Abstract In pulmonary hypertension (PH), inflammation and angiogenesis go hand in hand. Inflammatory mediators exert direct effects on endothelial (EC) and vascular smooth muscle cells (VSMC) and attract leukocytes to affected vascular beds. Resistin-like molecules (RELM) were previously implicated in vascular remodeling in PH. Structural and functional parallels can be drawn between chemokines and RELMs. Resistin (Retn) stimulates SMC proliferation and regulates EC adhesion and apoptosis. The less-studied Relm-β has similar effects. RELMs also modulate chemokine production. Our data suggest that Relm-β contributes to pathogenic upregulation of CXCL10 and CXCL11, both IFNγ-inducible CXCR3 ligands. These are known players in angiogenic disorders and have been associated with PH. Under hypoxia, mice did exhibit increased pulmonary expression of CXCL11 in a pilot study. In vitro chemokine levels indicate that RELMs stimulate CXCL10 and CXCL11 release by activated monocytic THP1 cells.
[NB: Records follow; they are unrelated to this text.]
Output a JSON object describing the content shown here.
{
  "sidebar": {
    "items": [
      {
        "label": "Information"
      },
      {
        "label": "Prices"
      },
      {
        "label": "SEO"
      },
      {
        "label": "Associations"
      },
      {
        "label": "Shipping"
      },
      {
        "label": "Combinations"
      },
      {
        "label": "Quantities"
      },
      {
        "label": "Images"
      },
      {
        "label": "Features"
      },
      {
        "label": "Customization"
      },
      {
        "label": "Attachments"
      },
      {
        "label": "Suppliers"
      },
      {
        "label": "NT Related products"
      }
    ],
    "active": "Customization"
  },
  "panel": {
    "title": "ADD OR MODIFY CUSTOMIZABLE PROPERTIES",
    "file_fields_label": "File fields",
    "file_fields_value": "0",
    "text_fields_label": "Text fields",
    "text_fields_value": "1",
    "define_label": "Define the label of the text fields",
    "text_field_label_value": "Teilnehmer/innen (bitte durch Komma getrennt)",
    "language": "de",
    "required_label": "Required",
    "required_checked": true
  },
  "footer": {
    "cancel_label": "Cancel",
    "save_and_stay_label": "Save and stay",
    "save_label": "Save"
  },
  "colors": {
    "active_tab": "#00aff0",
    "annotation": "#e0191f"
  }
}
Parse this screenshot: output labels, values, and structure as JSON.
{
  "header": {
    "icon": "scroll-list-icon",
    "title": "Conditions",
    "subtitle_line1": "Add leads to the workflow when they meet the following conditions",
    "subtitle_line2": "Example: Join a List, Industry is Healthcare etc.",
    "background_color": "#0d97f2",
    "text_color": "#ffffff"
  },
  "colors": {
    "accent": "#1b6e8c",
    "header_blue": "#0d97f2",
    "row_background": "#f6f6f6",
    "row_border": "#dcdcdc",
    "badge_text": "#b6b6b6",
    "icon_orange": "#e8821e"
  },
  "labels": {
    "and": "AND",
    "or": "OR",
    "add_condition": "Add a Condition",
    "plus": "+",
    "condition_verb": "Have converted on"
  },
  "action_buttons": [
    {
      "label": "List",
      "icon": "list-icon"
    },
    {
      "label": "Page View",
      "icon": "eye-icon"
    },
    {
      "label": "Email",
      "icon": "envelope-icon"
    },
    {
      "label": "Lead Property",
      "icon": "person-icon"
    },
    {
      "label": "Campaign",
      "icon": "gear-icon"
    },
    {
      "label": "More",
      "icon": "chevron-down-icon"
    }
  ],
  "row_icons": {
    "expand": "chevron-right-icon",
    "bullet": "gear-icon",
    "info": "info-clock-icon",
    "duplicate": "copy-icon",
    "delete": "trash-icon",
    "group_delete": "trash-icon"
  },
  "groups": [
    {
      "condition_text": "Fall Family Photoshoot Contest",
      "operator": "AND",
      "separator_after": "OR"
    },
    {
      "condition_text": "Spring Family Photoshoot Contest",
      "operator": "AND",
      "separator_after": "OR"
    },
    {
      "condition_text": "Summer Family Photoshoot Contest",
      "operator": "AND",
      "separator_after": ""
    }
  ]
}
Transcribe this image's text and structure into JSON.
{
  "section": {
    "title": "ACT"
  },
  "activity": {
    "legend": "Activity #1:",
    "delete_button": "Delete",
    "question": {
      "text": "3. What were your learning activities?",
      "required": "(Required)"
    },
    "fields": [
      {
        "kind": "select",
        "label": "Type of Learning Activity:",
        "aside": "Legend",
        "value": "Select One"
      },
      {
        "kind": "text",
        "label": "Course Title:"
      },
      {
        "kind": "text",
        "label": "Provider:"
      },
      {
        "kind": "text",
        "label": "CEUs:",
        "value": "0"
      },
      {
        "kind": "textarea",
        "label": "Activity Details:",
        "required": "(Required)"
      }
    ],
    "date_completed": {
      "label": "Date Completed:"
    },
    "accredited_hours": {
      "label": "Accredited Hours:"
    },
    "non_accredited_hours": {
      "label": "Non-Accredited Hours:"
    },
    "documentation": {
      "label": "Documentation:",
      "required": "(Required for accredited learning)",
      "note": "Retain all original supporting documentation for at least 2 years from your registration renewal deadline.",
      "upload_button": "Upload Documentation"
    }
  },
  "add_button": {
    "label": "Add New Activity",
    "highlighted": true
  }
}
Because chemokines may locally affect VSMC proliferation, cause EC apoptosis, and attract T cells that exacerbate inflammation, we hypothesize that CXCR3-driven vascular remodeling contributes to the pathogenic role of RELMs in PH. While the receptor remains unknown, our preliminary data suggest Relm-β-induced inhibition of PPARγ activity to regulate chemokine release. Our endeavors continue to unravel the receptor and downstream pathways involved. As development of RELM-targeted therapies progresses, understanding the full range of biological activities of, not only Retn, but also Relm-β, remains crucial. CXCR3 ligands have the potential to serve as valuable biomarkers as we evaluate the efficiency of innovative therapies in the field of PH.